Years ago, I knew a pianist. She was a wonderful pianist who gave brief, beautiful concerts. She wasn’t a large woman, though she seemed to become one with her powerful concert piano as she played. Together they were like one magnificent, magical instrument. I met her sometimes socially, and being a rather lame but hopeful pianist myself, I felt a little intimidated by her. At one cocktail party, I screwed up my courage with the help of a glass of chardonnay or two and told her how much I enjoyed her playing. She seemed receptive so I forged ahead: “My four year-old daughter loves to pick out her own little melodies on the piano. She just plays and plays.” God only knows I was just making conversation, trying to seem as though I had something in common with her. But she just cut me dead with a snide smile, and the words, “I’m sure she’s very talented.” Then she turned and walked away. Seriously. What a bitch. Now it’s one of our family stories, but it was hurtful at the time.
In my everyday life, I am a fan girl of lots of writers, actors, artists, musicians, and philosophers. When I hear their names or see/read their work, I grin and flap my hands excitedly like a ten year-old. Really, I do. It used to be that the thought of meeting them got me even more excited. I’ve never had an autograph book. Back in the day (6th grade to be exact), I had friends who had autograph books, or those big, cotton-covered dachshund stuffed toys that they carted around, hoping to run into the t.v. weatherman or a Cincinnati Bengal or Queenie Bee, the Burger Queen Bee, or the guy who did the crazy mattress commercials on television. Now, I guess, yesterday’s autograph hound is more likely to be a selfie-hound (I just invented that), keeping their camera phone at the ready.
Many celebrities are very generous, understanding that a fan’s request for an autograph or a photo is truly a compliment. Even when they’re feeling cranky, they’re at least polite. But here’s the interesting thing: It’s usually that person’s work that we are crazy about in the first place, and often that work is very, very different from the person who creates it. Their work brings up feelings for us–sometimes it encourages us, or heartens us, or enlightens us. Sometimes it angers us.
What if you approach that person, and she turns out to be cruel or hurtful? What if your favorite actor breaks the law and steals a diamond necklace and gets caught? She’s still the same amazing actor. And what if you find out the cycling superstar who inspired you to do your first race has been doing steroids all along, and you have been downing the energy drinks he’s been hawking, thinking that they’ll get you through the next 10 miles? When you won that race or completed it for the first time, was your experience retroactively cheapened by his perfidy? How appalling is it to know that the football player who knocked a woman out cold in an elevator still thrilled stadium and tv audiences in subsequent games?
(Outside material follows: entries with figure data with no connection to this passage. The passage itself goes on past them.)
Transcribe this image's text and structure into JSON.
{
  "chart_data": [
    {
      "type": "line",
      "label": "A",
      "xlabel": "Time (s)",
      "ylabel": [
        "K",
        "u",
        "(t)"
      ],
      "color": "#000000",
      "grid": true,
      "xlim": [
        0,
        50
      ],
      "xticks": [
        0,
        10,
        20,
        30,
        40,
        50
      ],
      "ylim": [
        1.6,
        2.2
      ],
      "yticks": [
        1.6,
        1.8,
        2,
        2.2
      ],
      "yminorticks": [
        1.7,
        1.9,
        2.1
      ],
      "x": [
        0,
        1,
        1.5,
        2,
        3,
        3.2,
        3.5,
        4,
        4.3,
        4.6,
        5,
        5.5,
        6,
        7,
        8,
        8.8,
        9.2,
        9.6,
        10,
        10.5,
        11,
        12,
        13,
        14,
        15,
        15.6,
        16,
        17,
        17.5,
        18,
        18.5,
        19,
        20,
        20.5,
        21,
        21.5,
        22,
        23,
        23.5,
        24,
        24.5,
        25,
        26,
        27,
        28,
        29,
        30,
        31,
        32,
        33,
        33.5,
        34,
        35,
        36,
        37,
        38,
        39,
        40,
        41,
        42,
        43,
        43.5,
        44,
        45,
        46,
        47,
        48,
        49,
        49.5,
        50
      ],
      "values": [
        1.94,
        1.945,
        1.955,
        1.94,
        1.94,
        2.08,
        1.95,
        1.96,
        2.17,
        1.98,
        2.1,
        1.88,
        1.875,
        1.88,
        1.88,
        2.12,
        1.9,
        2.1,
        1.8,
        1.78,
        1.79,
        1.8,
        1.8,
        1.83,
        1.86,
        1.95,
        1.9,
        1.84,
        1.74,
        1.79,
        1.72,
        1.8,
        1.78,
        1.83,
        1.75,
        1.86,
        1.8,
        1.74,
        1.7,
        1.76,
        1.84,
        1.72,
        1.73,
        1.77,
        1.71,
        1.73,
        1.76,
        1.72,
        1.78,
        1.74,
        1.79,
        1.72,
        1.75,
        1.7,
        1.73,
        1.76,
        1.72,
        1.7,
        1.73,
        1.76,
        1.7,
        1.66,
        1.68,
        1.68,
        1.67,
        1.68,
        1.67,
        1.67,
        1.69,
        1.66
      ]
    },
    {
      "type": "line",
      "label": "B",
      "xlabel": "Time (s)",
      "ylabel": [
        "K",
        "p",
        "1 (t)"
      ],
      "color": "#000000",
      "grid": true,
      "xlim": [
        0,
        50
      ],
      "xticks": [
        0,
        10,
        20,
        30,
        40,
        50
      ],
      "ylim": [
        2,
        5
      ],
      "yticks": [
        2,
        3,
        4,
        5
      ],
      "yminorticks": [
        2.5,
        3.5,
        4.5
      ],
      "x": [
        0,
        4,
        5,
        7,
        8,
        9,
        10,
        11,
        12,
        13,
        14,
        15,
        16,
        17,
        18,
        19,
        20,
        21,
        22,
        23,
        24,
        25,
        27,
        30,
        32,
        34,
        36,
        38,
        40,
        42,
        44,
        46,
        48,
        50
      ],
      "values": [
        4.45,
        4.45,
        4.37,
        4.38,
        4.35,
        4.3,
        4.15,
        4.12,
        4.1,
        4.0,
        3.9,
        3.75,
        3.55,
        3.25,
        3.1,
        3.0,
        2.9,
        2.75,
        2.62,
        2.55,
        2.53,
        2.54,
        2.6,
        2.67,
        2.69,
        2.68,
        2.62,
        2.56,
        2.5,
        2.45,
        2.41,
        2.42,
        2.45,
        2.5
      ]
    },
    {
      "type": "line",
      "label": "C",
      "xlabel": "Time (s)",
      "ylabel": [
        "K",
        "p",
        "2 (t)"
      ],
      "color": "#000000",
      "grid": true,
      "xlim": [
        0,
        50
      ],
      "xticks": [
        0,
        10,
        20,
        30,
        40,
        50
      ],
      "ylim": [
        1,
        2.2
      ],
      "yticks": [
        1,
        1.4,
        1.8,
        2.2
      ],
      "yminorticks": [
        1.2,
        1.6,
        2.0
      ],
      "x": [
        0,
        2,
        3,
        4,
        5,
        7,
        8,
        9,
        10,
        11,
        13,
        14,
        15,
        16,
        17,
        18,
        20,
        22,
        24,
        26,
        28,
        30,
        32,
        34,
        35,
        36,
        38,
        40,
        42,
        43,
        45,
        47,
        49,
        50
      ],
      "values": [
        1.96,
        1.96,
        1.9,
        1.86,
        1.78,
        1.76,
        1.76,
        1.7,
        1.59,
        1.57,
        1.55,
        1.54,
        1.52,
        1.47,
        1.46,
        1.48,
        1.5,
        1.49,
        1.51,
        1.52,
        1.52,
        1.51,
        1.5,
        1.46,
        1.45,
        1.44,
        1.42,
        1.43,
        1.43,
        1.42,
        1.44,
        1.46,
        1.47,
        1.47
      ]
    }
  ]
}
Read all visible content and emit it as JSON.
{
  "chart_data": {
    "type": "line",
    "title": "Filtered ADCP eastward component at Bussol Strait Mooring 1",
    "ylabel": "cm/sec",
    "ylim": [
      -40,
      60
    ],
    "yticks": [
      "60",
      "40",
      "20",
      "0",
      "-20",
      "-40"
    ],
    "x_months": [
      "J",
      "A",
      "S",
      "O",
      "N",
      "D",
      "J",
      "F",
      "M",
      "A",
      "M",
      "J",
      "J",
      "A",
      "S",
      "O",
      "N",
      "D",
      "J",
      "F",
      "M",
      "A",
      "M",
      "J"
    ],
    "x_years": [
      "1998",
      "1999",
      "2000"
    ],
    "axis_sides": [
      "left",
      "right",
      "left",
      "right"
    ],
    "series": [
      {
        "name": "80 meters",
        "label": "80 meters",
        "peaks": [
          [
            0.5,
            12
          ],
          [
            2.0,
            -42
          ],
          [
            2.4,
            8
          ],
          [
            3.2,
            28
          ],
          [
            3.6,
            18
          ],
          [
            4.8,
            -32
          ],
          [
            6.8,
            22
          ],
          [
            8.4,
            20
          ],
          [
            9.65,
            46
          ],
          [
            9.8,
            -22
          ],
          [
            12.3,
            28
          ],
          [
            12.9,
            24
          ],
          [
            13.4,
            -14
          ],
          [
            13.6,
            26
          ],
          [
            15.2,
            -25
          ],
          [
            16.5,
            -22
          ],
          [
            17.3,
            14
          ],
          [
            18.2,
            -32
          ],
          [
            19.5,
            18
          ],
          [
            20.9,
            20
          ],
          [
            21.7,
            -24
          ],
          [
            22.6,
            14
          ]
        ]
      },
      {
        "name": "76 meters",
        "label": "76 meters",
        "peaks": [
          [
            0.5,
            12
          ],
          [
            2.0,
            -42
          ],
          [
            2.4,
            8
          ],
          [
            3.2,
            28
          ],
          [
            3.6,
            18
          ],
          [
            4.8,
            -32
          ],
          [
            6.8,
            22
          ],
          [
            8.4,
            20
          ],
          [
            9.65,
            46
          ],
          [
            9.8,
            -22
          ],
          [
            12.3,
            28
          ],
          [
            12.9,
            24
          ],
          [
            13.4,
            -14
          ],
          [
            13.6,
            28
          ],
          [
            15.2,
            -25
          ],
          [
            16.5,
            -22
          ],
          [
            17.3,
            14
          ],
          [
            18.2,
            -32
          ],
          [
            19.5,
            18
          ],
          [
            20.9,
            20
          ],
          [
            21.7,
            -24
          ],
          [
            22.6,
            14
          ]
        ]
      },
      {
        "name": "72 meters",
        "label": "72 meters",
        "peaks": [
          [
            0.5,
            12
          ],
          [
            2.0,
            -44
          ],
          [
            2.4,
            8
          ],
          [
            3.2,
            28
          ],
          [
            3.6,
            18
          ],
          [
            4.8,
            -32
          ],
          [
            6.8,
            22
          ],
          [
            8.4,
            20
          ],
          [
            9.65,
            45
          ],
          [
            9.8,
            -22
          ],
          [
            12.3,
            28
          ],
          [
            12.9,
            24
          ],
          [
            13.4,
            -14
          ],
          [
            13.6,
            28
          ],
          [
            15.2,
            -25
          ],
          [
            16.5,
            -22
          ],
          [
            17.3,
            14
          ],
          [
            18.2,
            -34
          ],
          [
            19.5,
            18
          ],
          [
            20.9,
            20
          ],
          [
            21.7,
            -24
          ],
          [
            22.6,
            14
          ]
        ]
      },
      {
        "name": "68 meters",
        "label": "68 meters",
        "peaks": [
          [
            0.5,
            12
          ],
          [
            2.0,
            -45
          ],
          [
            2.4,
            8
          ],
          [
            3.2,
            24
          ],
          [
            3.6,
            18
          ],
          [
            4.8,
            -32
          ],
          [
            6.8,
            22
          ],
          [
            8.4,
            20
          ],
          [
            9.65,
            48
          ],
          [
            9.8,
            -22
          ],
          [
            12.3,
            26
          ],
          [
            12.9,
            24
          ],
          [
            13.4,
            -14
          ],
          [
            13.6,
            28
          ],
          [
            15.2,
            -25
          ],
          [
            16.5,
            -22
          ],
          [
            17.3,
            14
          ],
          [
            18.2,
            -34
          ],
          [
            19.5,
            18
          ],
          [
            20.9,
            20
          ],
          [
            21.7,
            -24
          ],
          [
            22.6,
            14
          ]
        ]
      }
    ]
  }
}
Their performances all went on–and were excellent, even though we were fooled the whole time. In their non-professional lives, they did not act like people of good character. They were no better than our unethical next door neighbor or sister or pastor. I know I felt like an idiot when that pianist was snotty to me. But I also felt that I had been fooled. In the end, she was a brilliant pianist, but a poor excuse for a human being.
Here’s another interesting thing: To be extraordinary, you must do extraordinary things. Or be very, very good at one single thing. Like sitting in a room in front of a keyboard for hours, days, months with voices in your head. That’s not normal. Let me repeat: That’s not normal behavior. When I fall in love with a writer’s voice or stories, I haven’t fallen in love with the writer. I’ve fallen in love with what the writer has made me feel or think. A lot of writers are jerks. The people in their heads rarely talk back to them, and so they expect to get their own way a lot of the time. Sometimes they don’t bathe regularly, and they forget to make their kids dinner (totally guilty). Sometimes they drink too much because they’re jealous of more successful writers or to quell the voices in their heads. You really don’t want to spend the evening with them–trust me. But still their work shines. How is that possible? I don’t have the answer to that. It just is.
In the past few weeks I’ve seen a lot of extraordinarily accomplished people expose themselves as crappy human beings. There is no excuse for being a crappy human being. Again, I repeat: There is no excuse for being a crappy human being. For myself, it’s been an excellent reminder of the complexity of human beings, and the complexity of our expectations–as well as our willingness to occasionally wear blinders when it comes to the things that delight and move us. We imagine that the things that please us are unencumbered by too much human frailty or weakness. Of course, it is completely unrealistic to expect perfection. BUT: We should expect our professionals to act professionally.
A true professional makes an extraordinary effort in his or her work, but is polite even when they feel like they want to be a crappy human being. A true professional keeps the stage violence on the football field and acquits himself in his personal life within the bounds of reason, lawfulness, and propriety.
The world is actually full of professionals who deserve our respect. The rest? Don’t waste your time.